Sunday, June 14, 2026

How do we anthropomorphize software, and why?

To anthropomorphize something is to attribute human qualities to it, whether it actually has those qualities or not. Compugeeks do this a lot, maybe not everyone but many of us. It's quite common to hear someone talk about what a particular piece of code thinks, or to say that a particular server is unhappy, or that a system is confused, and so on.

This was going on long before there were LLMs and I'm not even sure people do it more with LLMs than with ordinary code, though it has a distinctly different flavor with LLMs ("No, stop trying to patch the kernel so my parser's unit tests will pass. Why do you want to do that? What are you even thinking??")

We do this even though we know perfectly well that fifty lines of Python aren't thinking anything at all, and that an LLM-driven coding agent isn't actually trying to be annoying. Anthropomorphizing isn't treating something non-human as an actual human. We attribute some human qualities but not all.

To take an example, sorting a list of things into a given order, say, alphabetically, is a very useful operation because it enables fast algorithms like binary search. It's much faster to find a particular item in a sorted list than in one in a random order. If you give such an algorithm unsorted input, it won't behave correctly. If you track down a particular case of this happening, you might say "It expected the input to be sorted" and even "That's not its fault. We need to fix whatever gave it the unsorted input".

In a case like this, the code is standing in for the author. The author used an algorithm that required sorted input, with the expectation that anyone calling it would actually provide sorted input. As long as that's clearly noted, the author did their job and it's not their fault if the code fails on unsorted input. In other cases, we interpret behavior in terms of human behavior.

To take another example, if a server that normally runs without incident suddenly starts reporting a lot of errors, you might say "That server is angry," because it is very visibly reporting that something is going wrong. If a server tends to get bogged down due to some internal issue and start rejecting requests, you might say "It's in a mood", as in something like "Our service had to reject requests because the server it calls for FooService was in a mood". Or you could say it's "feeling unwell", or any of a number of other things. The common thread is that the server is not behaving as it usually would, and the reasons aren't clearly understood.

As far as I know there's not really a geek-standard way of saying such things, and what people say may well depend on the details of how a service tends to act. In other words, servers can have personalities.

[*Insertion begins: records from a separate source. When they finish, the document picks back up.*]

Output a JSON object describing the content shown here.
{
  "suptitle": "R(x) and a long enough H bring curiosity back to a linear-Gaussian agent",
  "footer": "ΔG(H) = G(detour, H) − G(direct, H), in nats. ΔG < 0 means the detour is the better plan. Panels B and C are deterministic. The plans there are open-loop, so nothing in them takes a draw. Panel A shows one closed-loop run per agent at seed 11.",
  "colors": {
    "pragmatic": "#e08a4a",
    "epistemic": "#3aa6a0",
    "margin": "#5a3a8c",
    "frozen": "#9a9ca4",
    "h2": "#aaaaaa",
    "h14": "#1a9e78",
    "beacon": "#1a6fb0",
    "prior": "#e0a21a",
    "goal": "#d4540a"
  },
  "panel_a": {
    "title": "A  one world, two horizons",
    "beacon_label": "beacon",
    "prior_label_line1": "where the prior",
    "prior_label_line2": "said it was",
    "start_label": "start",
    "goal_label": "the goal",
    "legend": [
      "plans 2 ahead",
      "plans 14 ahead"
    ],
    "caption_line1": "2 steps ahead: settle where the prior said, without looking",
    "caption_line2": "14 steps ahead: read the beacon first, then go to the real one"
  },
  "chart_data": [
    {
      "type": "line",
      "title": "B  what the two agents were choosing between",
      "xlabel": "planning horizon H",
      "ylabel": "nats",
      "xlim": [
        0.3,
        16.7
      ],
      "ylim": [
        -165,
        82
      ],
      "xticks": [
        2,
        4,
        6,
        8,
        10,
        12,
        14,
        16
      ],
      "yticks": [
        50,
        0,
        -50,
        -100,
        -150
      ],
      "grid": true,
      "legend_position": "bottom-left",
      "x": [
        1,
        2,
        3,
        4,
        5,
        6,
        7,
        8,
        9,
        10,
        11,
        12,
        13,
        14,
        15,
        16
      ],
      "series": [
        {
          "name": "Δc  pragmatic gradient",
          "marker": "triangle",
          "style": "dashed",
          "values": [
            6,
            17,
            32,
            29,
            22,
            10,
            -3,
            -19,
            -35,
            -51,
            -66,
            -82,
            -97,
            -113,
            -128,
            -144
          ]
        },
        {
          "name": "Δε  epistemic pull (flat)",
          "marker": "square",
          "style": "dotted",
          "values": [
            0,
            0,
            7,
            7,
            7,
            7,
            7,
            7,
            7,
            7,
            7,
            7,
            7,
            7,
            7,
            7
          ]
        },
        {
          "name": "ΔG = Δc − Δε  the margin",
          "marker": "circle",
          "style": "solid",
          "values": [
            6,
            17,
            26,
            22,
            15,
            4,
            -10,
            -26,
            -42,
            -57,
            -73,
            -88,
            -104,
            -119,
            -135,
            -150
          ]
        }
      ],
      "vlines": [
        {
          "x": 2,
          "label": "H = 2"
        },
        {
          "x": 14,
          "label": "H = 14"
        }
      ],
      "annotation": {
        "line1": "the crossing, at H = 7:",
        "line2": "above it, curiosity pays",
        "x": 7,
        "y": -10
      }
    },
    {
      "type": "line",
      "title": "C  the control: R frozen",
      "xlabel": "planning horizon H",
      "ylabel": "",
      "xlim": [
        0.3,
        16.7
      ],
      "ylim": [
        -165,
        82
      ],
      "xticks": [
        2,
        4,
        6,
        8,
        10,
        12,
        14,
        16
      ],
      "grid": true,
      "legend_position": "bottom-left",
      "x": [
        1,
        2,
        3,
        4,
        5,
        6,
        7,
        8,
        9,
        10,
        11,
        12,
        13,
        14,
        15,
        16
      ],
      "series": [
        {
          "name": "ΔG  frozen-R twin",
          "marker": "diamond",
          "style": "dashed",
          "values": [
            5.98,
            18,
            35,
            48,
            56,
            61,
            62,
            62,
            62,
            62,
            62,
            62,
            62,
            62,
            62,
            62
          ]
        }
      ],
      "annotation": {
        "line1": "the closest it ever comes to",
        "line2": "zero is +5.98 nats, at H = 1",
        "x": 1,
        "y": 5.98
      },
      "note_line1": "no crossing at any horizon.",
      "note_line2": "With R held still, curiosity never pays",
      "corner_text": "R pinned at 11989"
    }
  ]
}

What sort of human traits do we tend to attribute to software? Some of the more common ones are

  • Knowledge: "It doesn't know whether this list could be shared, so it has to make a defensive copy"
  • Goals: "It's trying to call FooService, but FooService is down, so it just sits there in a loop"
  • Emotional and physical states: "FooServer is angry/unwell" "This code will get confused and panic if you give it unsorted input"
  • Communication: "FooServer and BarServer talk to each other" "The executor asks the coordinator for the next task to execute"

Are there any human traits that can't be attributed to software? Probably not. Metaphors are fundamental to human thought and people can be very creative in applying them. Nonetheless, some examples come across as deliberately fanciful

  • "FooServer and BarServer are scheming together to make sure this query fails"
  • "This system lives in a happy world of unicorns and rainbows"
  • "FooServer is lonely because no one wants to talk to it"
  • "This code has decided that existence has no meaning and all results are equally valid"

The more I go over this, the more I think there's nothing special here about computing. We anthropomorphize all sorts of things: Other animals ("That cat is happy"), vehicles ("It's not a pretty car, but it's been a loyal friend through the years"), the weather ("The sun is trying to poke its way through the clouds") or really anything that can act on its own, or even appear to. Software fits very comfortably into that category.

As with metaphors in general, anthropomorphizing can be nearly invisible, as with the executor asking for tasks, or deliberately vivid, as with deciding existence has no meaning, or somewhere in between, as with not knowing whether a list could be shared. When a metaphor is conspicuous, we recognize it as such. When it's not, we just use it.



Postscript: In re-reading, it struck me that the examples I gave, like "parser's unit tests" and algorithms that expect sorted input, are more than a little dated. While it's not impossible that a working software engineer would end up writing a parser or a function that requires sorted input, if you're designing a web service you're much probably more concerned about things like UX on the front end and scaling and security on the back end. I stuck with the examples anyway for familiarity. Topics like parsing and binary search have been taught continuously for generations, so they're universally familiar, unlike whatever I was working on last week.